Quantum Advantage: a Tensor Network Perspective

TL;DR

This paper reviews recent quantum advantage experiments, analyzing how tensor network methods have been used for classical simulation, highlighting their strengths, limitations, and implications for future quantum advantage research.

Contribution

It provides a comprehensive assessment of tensor network approaches in quantum advantage experiments, identifying current challenges and future directions for classical simulation methods.

Findings

Tensor network methods can simulate certain quantum advantage experiments efficiently.

Current tensor network approaches face limitations with increasing system complexity.

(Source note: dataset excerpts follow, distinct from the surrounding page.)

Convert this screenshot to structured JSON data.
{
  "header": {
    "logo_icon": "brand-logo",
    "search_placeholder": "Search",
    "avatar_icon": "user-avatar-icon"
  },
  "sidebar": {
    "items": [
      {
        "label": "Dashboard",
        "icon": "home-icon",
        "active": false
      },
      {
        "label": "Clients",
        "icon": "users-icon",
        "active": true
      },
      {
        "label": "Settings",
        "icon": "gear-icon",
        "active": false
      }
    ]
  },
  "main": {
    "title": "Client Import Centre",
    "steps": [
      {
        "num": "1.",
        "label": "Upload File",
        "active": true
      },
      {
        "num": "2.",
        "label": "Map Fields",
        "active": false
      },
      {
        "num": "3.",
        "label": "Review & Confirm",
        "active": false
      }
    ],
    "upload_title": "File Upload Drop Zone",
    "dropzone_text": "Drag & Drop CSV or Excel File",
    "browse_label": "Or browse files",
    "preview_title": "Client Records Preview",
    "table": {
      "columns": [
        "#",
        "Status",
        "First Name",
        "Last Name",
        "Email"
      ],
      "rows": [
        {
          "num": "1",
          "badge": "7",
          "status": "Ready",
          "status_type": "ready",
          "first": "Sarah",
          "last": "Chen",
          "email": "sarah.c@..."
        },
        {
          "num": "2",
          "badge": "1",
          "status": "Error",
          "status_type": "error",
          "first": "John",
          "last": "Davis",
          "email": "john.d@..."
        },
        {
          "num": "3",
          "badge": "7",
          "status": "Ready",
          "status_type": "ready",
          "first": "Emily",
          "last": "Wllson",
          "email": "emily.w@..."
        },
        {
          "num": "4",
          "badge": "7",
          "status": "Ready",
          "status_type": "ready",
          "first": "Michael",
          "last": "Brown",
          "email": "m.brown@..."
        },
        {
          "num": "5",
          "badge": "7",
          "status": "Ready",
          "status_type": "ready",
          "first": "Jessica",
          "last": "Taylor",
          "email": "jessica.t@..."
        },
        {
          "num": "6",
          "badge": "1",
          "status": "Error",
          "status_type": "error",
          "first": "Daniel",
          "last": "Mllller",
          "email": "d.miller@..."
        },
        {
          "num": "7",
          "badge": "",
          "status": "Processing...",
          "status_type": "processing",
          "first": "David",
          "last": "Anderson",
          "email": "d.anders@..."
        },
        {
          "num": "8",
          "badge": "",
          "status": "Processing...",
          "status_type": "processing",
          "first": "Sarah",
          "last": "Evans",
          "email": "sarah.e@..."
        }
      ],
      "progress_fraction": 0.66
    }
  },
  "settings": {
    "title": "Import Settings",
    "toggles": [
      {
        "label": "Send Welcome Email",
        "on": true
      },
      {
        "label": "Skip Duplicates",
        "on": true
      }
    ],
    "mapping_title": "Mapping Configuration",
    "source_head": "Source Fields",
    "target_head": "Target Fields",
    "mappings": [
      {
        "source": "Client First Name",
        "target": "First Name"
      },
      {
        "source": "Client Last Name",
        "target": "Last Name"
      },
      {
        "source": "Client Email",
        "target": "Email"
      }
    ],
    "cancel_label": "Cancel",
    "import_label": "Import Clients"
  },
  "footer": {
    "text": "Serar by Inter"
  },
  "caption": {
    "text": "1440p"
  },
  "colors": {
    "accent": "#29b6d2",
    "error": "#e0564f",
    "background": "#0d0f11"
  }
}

Future improvements in classical algorithms could challenge claims of quantum advantage.

Abstract

We review the recent quantum advantage experiments by IBM, D-Wave, and Google, focusing on cases where efficient classical simulations of the experiment were demonstrated or attempted using tensor network methods. We assess the strengths and limitations of these tensor network-based approaches and examine how the interplay between classical simulation and quantum hardware has advanced both fields. Our goal is to clarify what these results imply for the next generation of quantum advantage experiments. We identify regimes and system features that remain challenging for current tensor network approaches, and we outline directions where improved classical methods could further raise the standard for claiming quantum advantage. By analyzing this evolving competition, we aim to provide a clear view of where genuine, scalable quantum advantage is most likely to emerge.